3.27.2006

"Yahoo! It's what we do!"

So I'm going to Maryland to visit the fam for a couple days and need to get to the airport. My computer is packed and we don't own a phone book so I dial 411 and ask for a taxi in Hermosa Beach. I call. "10 minutes." Perfect. Ten minutes pass and one of the sorriest looking SUVs I'd ever seen pulls into the driveway. "I'm your taxi!" proclaims the eager guy behind the wheel. There's no taxi sign and there is no meter. I didn't have time to call another cab so I ask him how much. He says it's a $20 flat rate. That's what the fare would be so I decide to hop in and embark on one of the more interesting "taxi" rides I've ever been on.
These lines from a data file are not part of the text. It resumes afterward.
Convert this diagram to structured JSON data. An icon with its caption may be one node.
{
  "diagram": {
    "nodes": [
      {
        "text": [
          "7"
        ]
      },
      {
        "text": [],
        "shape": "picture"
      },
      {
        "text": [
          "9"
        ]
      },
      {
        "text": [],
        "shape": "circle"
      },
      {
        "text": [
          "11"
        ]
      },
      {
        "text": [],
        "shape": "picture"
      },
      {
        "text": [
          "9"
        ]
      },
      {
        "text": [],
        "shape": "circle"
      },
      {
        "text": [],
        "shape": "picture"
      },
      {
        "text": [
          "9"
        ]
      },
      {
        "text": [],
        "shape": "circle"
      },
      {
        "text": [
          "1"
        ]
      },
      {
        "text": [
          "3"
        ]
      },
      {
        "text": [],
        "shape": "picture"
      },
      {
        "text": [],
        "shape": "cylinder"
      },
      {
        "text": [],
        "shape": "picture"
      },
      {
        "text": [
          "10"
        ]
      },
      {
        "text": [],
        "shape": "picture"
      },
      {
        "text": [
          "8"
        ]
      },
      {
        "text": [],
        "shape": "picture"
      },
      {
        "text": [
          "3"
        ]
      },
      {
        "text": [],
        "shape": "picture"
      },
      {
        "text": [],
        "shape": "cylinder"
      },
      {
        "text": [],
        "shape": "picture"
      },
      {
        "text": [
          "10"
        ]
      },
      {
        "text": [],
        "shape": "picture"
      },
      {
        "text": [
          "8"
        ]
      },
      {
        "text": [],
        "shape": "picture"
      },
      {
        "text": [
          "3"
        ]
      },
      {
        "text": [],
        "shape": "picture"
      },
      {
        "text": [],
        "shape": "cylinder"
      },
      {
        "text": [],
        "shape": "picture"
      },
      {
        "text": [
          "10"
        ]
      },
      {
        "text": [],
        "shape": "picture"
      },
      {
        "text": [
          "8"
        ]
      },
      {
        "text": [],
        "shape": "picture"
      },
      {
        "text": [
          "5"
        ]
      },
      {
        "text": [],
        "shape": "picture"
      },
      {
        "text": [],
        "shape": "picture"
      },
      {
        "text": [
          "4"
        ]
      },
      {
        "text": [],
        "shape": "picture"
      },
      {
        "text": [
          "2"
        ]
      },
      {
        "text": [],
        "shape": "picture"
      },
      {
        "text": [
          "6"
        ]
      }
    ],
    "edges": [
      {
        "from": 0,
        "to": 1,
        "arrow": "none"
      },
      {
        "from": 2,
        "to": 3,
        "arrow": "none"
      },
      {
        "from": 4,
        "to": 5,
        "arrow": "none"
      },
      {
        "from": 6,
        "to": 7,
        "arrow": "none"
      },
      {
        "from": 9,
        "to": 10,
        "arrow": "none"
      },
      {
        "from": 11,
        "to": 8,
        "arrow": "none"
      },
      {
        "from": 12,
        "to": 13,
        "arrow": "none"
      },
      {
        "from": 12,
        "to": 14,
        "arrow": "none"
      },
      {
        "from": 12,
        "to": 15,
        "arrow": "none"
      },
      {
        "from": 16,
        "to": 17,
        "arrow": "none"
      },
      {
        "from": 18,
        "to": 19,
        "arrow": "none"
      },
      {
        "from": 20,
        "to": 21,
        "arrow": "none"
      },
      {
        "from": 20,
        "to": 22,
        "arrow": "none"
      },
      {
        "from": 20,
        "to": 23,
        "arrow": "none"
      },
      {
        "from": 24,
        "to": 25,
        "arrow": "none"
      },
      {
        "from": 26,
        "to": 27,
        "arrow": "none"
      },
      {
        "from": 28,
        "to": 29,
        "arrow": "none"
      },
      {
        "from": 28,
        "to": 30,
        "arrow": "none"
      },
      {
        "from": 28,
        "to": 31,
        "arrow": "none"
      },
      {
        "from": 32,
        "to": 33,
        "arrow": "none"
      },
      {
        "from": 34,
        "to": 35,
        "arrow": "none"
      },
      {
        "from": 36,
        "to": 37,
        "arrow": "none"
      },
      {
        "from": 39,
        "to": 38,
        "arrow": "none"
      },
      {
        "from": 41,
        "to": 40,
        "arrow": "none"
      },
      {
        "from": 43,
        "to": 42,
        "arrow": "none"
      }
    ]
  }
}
During the twelve minutes it took to get from my house to LAX...
  • He asked me if I wanted a McDonalds fish sandwich. Apparently he ordered two but could only eat one. It did smell like fish in the car but I never saw the sandwhich or a wrapper. Strange.
  • He told me he was going to try to convert his SUV to a hybrid engine so it could get 50 mpg.
  • After I told him I was a writer he asked about how you go about selling a tagline idea. He told me he had the best one for Yahoo! He built it up saying "are you ready?" over and over until I got "Yahoo! It's what we do!" followed by the obligatory pause for a response. I told him it was interesting but that I didn't know how to sell a tagline. (I was lying. Last October I actually wrote tagline-type copy for this Yahoo ad.)
  • He told me that Malibu, when pronounced in Arabic (as Mal abu) means "From your father's money". I told him that I thought a lot of people in Malibu were living off their father's money and he thought it was the funniest thing he'd ever heard. He then told me that I should go up to someone speaking Arabic and tell them this. He insisted that they would find it funny. I told him I would try to do that. (I didn't)
  • He asked me to pay him before we got to the airport. He said it would make things faster. (Obviously it was because unlicensed cabs are illegal!)
  • He tried to give me his card but since it was magnetic and sitting in a stack under the hot sun he couldn't separate a single card. He offered to give me this huge stack of fifty fused cards so I'd have the number. I politely declined.
I made it alive, I wasn't ripped off, and I have a story. What more can I possibly need!?